Is There Still Life for the Manual Transmission?
Fans of manuals are sticking with their favorite gearboxes.
Recent analyses of consumer behavior suggest manual-transmission vehicles might be enjoying a small renaissance. Research firm J.D. Power found that in 2023 manual-transmission vehicles, also known as stick shifts, have so far constituted 1.7% of all new-vehicle purchases, compared with 1.2% in 2022 and 0.9% in 2021. Online vehicle marketplace Autotrader reported that there was a 13% bump in viewers looking at manual-transmission vehicles in 2023 compared with 2022.
Industry analysts at publications including The Wall Street Journal and Robb Report attributed the rise in stick-shift sales to younger buyers, many of whom belong to Generation Z.
Manuals Are Still Hanging On
As of mid-2023, you can order a manual gearbox in approximately 30 makes and models. These range from rugged SUVs such as the Jeep Wrangler to sporty models such as the BMW M4.
In rare cases a manual is the only gearbox available. Both the Honda Civic Si and Civic Type-R are sold exclusively with six-speed manual transmissions.
According to Acura, Honda's luxury brand, 25% of people who buy a manual-transmission Acura Integra are between the ages of 18 and 34, suggesting newer drivers might have more enthusiasm for operating a stick shift.
MX-5 Miata and Mini to the Rescue
Manual gearboxes remain available in a few budget-friendly small cars, such as the Nissan Versa, and in sporty versions of some mainstream models. For example, in its 2023 model year, Volkswagen gives drivers the option of manual gearboxes on its performance-tuned Golf GTI and Golf R models. Similarly, you can get a stick-shift Hyundai Elantra if you opt for the 276-hp Elantra N for about $34,000.
The chirpy Mazda MX-5 Miata roadster is another vehicle that bucks the dominance of the automatic transmission. According to Mazda USA, customer interest in the Miata's six-speed manual is high, and more than 60% of all Miatas were equipped with a manual gearbox for the 2022 model year. Additionally, of the Miata's manual buyers, approximately 25% were between 18 and 35 years old, according to the automaker.
To promote the fundamentals of driving a manual transmission, the Mini Manual Driving school was recently launched by automaker Mini. Held at the BMW Group Performance Center in Thermal, California, the program targets newcomers to manual gearboxes as well as experienced drivers looking to hone their shifting skills.
Don't Blame EVs
The growing field of electric vehicles isn't helping the cause of drivers who prefer stick-shift cars. Today's EVs have automatic transmissions, often with a single-speed gearbox.

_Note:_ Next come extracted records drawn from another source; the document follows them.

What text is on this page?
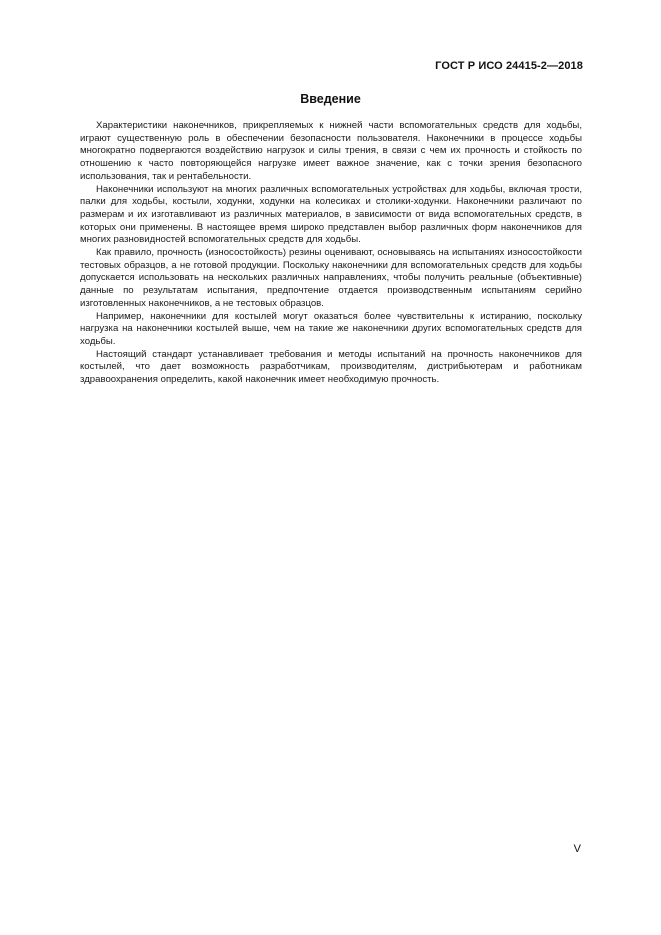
ГОСТ Р ИСО 24415-2—2018
Введение

Характеристики наконечников, прикрепляемых к нижней части вспомогательных средств для ходьбы, играют существенную роль в обеспечении безопасности пользователя. Наконечники в процессе ходьбы многократно подвергаются воздействию нагрузок и силы трения, в связи с чем их прочность и стойкость по отношению к часто повторяющейся нагрузке имеет важное значение, как с точки зрения безопасного использования, так и рентабельности.

Наконечники используют на многих различных вспомогательных устройствах для ходьбы, включая трости, палки для ходьбы, костыли, ходунки, ходунки на колесиках и столики-ходунки. Наконечники различают по размерам и их изготавливают из различных материалов, в зависимости от вида вспомогательных средств, в которых они применены. В настоящее время широко представлен выбор различных форм наконечников для многих разновидностей вспомогательных средств для ходьбы.

Как правило, прочность (износостойкость) резины оценивают, основываясь на испытаниях износостойкости тестовых образцов, а не готовой продукции. Поскольку наконечники для вспомогательных средств для ходьбы допускается использовать на нескольких различных направлениях, чтобы получить реальные (объективные) данные по результатам испытания, предпочтение отдается производственным испытаниям серийно изготовленных наконечников, а не тестовых образцов.

Например, наконечники для костылей могут оказаться более чувствительны к истиранию, поскольку нагрузка на наконечники костылей выше, чем на такие же наконечники других вспомогательных средств для ходьбы.

Настоящий стандарт устанавливает требования и методы испытаний на прочность наконечников для костылей, что дает возможность разработчикам, производителям, дистрибьютерам и работникам здравоохранения определить, какой наконечник имеет необходимую прочность.

V
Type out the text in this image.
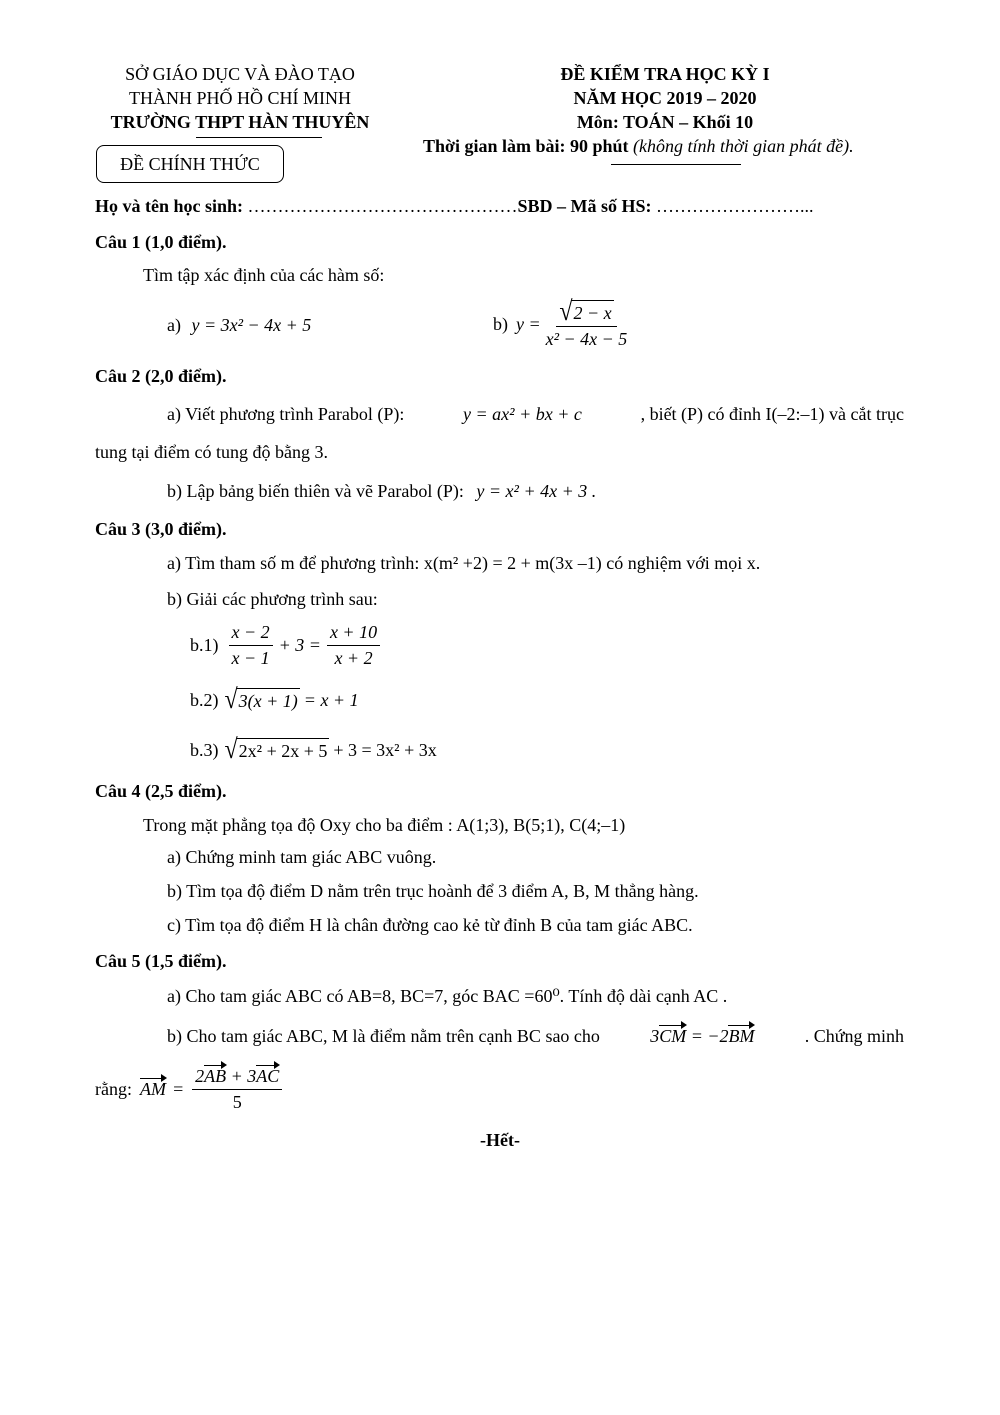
SỞ GIÁO DỤC VÀ ĐÀO TẠO
THÀNH PHỐ HỒ CHÍ MINH
TRƯỜNG THPT HÀN THUYÊN
ĐỀ CHÍNH THỨC
ĐỀ KIỂM TRA HỌC KỲ I
NĂM HỌC 2019 – 2020
Môn: TOÁN – Khối 10
Thời gian làm bài: 90 phút (không tính thời gian phát đề).
Họ và tên học sinh: ………………………………………SBD – Mã số HS: ……………………...
Câu 1 (1,0 điểm).
Tìm tập xác định của các hàm số:
a) y = 3x² − 4x + 5	b) $y = \frac{√ 2 - x}{\text{x² − 4x − 5}}$
Câu 2 (2,0 điểm).
a) Viết phương trình Parabol (P):	y = ax² + bx + c	, biết (P) có đỉnh I(–2:–1) và cắt trục
tung tại điểm có tung độ bằng 3.
b) Lập bảng biến thiên và vẽ Parabol (P): y = x² + 4x + 3 .
Câu 3 (3,0 điểm).
a) Tìm tham số m để phương trình: x(m² +2) = 2 + m(3x –1) có nghiệm với mọi x.
b) Giải các phương trình sau:
$b.1) \frac{x - 2}{x - 1} + 3 = \frac{x + 10}{x + 2}$
b.2) √ 3(x + 1) = x + 1
b.3) √ 2x² + 2x + 5 + 3 = 3x² + 3x
Câu 4 (2,5 điểm).
Trong mặt phẳng tọa độ Oxy cho ba điểm : A(1;3), B(5;1), C(4;–1)
a) Chứng minh tam giác ABC vuông.
b) Tìm tọa độ điểm D nằm trên trục hoành để 3 điểm A, B, M thẳng hàng.
c) Tìm tọa độ điểm H là chân đường cao kẻ từ đỉnh B của tam giác ABC.
Câu 5 (1,5 điểm).
a) Cho tam giác ABC có AB=8, BC=7, góc BAC =60⁰. Tính độ dài cạnh AC .
b) Cho tam giác ABC, M là điểm nằm trên cạnh BC sao cho	3CM = −2BM	. Chứng minh
rằng: AM = $\frac{2AB + 3AC}{5}$
-Hết-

Still, all may not be lost. Several automakers, including Toyota and its luxury brand Lexus, say they are working on EV-compliant, multispeed transmissions that are intended to deliver some of the tactile nature and mechanical feel of a traditional manual. While they may not have a clutch pedal and are likely to have an automatic-drive mode, they could bridge the gap from one stick-shift era to the next.